In the memo, Dudley and Hays announced they issued the document in lieu of the controversial Proposed Risk Assessment Bulletin. The Bulletin contained a set of guidelines to govern all risk assessments and included technical standards for all federal agencies to use when conducting risk assessments, as well as other scientific documents.

However, the standards in the Bulletin were too prescriptive and represented an unrealistic one-size-fits-all approach toward all federal risk assessments. Public interest groups and lawmakers criticized the Bulletin when OMB proposed it.

OMB requested that the National Research Council, part of the National Academies, review the bulletin. The NRC review found the Bulletin to be "fundamentally flawed." NRC suggested the Bulletin be withdrawn completely. Following the release of the report, OMB announced it would go back to the drawing board to "develop improved guidance for risk assessment."

The memo marks the official withdrawal of the Bulletin. "OMB Watch applauds the decision to withdraw the Risk Assessment Bulletin," the organization said in a statement.

The risk analysis memo is an improvement over the proposed bulletin. It imposes no new requirements on agencies, nor does it give OMB additional reviewing powers. The memo is also broader. While the Bulletin focused on risk assessment, the memo more expressly covers other aspects of risk analysis including management, communication and prioritization.

However, the memo does raise significant concerns. The memo fits into a pattern of changes to the regulatory process enacted by OMB during the Bush administration. Although the memo updates the 1995 risk analysis principles, it places these principles in the context of those broad regulatory changes.

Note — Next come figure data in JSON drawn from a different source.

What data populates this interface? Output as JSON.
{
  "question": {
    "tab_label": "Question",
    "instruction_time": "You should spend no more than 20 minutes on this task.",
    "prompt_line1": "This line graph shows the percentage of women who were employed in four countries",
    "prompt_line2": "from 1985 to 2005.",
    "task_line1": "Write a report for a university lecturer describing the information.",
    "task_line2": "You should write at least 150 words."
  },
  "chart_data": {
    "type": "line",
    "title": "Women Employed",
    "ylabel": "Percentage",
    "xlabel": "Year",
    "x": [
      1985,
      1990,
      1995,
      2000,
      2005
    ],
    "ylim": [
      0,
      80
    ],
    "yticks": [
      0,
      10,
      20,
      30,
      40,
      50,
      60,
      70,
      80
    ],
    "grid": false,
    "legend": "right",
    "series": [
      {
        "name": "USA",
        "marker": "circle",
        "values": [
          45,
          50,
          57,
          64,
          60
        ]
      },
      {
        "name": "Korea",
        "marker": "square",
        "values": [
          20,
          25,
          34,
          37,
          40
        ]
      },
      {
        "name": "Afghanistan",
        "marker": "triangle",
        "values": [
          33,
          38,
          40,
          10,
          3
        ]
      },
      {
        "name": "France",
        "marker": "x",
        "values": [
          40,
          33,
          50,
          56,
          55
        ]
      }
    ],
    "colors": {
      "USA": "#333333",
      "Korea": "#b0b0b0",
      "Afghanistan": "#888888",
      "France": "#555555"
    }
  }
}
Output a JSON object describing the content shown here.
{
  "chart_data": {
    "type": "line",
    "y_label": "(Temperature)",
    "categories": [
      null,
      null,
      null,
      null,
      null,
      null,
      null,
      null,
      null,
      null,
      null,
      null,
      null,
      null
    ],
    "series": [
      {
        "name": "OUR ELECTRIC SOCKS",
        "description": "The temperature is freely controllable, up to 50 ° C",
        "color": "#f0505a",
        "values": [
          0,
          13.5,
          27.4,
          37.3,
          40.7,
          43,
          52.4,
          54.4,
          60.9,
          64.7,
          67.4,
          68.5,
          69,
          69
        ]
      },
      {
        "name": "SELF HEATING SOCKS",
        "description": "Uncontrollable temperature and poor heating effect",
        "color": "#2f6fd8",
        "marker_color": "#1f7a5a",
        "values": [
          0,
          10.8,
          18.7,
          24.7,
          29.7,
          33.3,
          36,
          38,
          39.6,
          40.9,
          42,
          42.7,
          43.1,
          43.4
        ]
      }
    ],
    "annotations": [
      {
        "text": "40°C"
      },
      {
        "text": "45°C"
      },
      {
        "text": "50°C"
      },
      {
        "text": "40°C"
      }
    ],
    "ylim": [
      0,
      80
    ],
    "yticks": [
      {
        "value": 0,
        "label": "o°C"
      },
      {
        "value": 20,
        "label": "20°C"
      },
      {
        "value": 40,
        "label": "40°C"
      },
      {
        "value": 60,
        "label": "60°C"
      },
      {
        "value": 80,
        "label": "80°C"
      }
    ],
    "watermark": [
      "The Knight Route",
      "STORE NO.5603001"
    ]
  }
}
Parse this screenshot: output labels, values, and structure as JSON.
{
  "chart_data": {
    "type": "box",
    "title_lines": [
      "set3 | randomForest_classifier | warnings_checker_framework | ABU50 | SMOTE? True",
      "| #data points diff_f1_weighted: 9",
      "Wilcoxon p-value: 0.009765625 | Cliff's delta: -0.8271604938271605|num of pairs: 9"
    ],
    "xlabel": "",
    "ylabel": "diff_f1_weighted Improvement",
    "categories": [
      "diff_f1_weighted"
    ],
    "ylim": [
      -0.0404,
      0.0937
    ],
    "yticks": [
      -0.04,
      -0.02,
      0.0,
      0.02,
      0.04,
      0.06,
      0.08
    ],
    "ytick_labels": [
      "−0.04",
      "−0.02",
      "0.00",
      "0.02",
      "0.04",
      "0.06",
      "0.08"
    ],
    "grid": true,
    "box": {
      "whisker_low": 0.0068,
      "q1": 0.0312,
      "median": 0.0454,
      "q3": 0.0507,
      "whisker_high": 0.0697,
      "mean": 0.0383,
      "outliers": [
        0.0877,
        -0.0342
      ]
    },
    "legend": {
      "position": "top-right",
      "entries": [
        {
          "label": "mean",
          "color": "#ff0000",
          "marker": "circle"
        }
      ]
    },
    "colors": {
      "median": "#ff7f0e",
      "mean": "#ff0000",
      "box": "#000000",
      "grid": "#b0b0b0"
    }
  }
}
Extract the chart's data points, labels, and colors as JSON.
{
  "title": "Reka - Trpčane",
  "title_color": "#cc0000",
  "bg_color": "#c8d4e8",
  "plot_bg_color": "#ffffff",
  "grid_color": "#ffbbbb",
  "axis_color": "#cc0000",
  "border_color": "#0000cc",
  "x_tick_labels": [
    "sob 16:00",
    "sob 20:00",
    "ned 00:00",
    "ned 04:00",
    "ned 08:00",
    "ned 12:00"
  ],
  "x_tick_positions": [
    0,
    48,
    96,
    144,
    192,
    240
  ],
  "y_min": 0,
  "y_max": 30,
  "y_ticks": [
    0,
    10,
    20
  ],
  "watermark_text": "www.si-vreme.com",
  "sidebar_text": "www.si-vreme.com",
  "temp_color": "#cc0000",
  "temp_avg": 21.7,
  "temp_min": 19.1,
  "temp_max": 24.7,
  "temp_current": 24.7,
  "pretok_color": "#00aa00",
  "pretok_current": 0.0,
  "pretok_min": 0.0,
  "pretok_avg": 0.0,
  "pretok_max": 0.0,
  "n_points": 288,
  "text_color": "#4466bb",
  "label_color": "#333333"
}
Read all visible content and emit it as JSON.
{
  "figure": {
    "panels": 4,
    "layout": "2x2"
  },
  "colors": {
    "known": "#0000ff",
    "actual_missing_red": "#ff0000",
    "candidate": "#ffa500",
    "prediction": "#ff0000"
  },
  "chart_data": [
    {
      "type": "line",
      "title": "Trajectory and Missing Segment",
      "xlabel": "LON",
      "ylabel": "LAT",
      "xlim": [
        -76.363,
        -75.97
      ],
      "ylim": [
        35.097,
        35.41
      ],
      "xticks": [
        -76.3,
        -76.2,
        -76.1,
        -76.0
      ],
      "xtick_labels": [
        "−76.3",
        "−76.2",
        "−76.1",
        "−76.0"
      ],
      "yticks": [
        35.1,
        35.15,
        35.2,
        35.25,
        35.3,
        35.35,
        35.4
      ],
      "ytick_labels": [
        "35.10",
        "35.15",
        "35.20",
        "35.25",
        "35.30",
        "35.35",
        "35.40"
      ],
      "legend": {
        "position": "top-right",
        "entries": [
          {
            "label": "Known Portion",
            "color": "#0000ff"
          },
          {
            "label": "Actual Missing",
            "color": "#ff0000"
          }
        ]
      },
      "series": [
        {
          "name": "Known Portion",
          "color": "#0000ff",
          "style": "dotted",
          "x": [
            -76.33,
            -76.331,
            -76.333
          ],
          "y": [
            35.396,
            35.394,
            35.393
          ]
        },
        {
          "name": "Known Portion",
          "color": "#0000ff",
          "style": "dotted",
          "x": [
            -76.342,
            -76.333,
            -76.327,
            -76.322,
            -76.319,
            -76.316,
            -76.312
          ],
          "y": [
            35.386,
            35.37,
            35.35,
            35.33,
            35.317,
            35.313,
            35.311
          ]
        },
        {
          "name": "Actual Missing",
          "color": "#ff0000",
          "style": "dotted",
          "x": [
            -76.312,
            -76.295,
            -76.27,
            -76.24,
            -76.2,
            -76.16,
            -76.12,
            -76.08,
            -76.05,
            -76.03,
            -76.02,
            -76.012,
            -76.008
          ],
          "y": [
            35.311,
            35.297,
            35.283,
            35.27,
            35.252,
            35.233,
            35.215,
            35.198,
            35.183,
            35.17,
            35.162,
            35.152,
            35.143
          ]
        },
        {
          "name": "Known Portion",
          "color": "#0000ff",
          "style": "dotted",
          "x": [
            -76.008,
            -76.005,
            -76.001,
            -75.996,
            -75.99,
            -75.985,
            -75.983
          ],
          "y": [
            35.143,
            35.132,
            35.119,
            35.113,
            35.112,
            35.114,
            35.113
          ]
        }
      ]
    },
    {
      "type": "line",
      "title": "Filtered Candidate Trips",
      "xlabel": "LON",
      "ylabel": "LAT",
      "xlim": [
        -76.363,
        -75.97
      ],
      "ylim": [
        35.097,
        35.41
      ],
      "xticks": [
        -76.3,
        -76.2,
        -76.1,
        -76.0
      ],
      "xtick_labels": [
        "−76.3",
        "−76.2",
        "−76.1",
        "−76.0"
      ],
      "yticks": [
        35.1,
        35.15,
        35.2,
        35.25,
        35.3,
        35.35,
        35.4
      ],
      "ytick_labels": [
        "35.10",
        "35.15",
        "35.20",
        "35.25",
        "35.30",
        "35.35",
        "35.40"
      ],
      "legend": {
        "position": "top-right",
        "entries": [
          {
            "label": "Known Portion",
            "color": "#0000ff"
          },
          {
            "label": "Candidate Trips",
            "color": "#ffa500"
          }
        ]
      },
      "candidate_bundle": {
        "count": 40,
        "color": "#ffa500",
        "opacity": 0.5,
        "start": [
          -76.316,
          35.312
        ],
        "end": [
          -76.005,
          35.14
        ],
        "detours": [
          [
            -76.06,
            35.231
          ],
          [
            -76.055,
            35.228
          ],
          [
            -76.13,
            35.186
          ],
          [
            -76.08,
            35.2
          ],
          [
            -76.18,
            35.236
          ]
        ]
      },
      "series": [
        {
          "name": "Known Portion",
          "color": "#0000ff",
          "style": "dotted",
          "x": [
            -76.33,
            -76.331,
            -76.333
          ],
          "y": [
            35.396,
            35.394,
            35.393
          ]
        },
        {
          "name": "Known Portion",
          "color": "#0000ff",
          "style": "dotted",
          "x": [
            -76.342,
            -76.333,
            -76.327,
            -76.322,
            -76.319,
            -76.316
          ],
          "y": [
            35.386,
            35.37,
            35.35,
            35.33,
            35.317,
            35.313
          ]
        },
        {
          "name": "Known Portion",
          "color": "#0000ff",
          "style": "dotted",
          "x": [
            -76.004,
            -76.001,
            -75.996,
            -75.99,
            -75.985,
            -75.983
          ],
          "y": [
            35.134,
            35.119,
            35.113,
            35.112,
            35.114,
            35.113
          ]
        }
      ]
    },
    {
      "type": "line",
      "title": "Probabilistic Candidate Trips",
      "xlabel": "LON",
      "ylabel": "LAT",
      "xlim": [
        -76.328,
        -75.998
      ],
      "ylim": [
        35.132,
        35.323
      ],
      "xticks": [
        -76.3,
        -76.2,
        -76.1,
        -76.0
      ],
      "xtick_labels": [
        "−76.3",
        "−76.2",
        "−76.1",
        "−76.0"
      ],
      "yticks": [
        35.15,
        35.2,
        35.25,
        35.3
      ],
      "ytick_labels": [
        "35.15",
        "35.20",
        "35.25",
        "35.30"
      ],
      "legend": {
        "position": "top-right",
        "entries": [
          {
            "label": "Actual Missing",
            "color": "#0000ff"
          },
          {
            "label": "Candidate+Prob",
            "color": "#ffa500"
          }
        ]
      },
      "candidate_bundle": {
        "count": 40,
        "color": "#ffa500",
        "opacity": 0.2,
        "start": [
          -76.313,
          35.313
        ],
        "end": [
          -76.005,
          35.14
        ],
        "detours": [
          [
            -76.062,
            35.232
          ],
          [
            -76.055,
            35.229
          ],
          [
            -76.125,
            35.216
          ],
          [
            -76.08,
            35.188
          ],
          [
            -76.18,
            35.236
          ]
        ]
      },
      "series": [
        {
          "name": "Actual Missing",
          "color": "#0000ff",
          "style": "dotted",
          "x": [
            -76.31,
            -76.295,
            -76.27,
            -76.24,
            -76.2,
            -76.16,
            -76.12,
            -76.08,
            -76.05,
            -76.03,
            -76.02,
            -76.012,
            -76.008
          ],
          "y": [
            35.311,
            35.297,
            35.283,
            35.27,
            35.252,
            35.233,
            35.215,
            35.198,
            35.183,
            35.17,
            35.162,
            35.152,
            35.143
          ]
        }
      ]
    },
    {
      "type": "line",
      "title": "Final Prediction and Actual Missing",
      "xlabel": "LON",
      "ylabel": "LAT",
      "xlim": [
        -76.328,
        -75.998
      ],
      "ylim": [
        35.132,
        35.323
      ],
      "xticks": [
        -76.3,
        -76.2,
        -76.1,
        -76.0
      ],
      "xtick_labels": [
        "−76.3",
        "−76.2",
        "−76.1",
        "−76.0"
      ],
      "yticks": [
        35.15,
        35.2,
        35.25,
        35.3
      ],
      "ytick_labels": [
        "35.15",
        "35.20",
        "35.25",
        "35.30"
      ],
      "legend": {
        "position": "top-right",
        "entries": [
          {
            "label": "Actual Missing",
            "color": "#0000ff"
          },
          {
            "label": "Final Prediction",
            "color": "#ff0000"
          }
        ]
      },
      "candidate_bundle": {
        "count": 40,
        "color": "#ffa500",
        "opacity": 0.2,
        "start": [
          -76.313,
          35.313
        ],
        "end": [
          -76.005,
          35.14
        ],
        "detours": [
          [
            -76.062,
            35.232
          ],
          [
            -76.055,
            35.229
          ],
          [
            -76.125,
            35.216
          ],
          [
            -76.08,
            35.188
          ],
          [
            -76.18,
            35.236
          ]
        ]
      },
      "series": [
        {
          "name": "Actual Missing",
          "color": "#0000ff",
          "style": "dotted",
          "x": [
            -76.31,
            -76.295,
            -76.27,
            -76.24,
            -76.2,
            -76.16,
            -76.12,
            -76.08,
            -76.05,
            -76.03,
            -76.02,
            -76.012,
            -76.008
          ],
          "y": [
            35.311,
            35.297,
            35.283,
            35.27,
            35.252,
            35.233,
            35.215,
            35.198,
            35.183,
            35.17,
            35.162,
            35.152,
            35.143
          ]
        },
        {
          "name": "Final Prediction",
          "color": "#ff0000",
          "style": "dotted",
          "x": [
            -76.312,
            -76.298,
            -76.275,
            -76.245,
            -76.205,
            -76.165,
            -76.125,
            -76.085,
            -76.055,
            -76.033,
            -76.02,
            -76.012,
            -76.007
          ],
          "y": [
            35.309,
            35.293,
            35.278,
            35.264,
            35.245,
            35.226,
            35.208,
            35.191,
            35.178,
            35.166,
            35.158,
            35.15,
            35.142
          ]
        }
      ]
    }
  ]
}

The memo reaffirms the new requirements for agency "guidance documents" set out by the Good Guidance Practices Bulletin and amendments to Executive Order 12866, Regulatory Planning and Review. The changes subject agency guidance documents to an OMB review period, although neither the Bulletin nor the revised E.O. define guidance documents clearly. The memo indicates OMB considers risk assessments to be a form of guidance. Sweeping risk assessments into OMB's review of guidance raises concern because risk assessments are not just documents but processes of scientific or technical evaluation.

The memo also places risk analysis in the context of economic assessments. The memo encourages agencies to refer to OMB's Circular A-4 — a document describing the process by which agencies prepare cost-benefit analyses for regulatory activities — when evaluating or choosing risk management strategies. This is the latest example of OMB attempts to make economics the preeminent criteria in rulemaking.

OMB also uses the memo to promote its 2002 Information Quality guidelines. For example, the memo states, "The agency also should identify the sources of the underlying information … and the supporting data and models, so that the public can evaluate whether there may be some reason to question objectivity." While OMB Watch supports transparency and objectivity, this statement may be an attempt to promote Data Quality Act challenges. The guidelines allow these challenges, which are public requests for agencies to reevaluate technical or scientific data or reassess conclusions. Industry representatives often use the challenges to delay agency regulatory activity.

"The practical effect of this new memo is probably not very significant," said Rick Melberth, Director of Regulatory Policy at OMB Watch. "Agencies will probably stick this in a desk drawer because this doesn't change much in the way that agencies conduct their regulatory analyses." Nonetheless, OMB Watch remains concerned about how the memorandum may be used to fit into a broader pattern of "less regulation is better regulation" promoted by the Bush administration.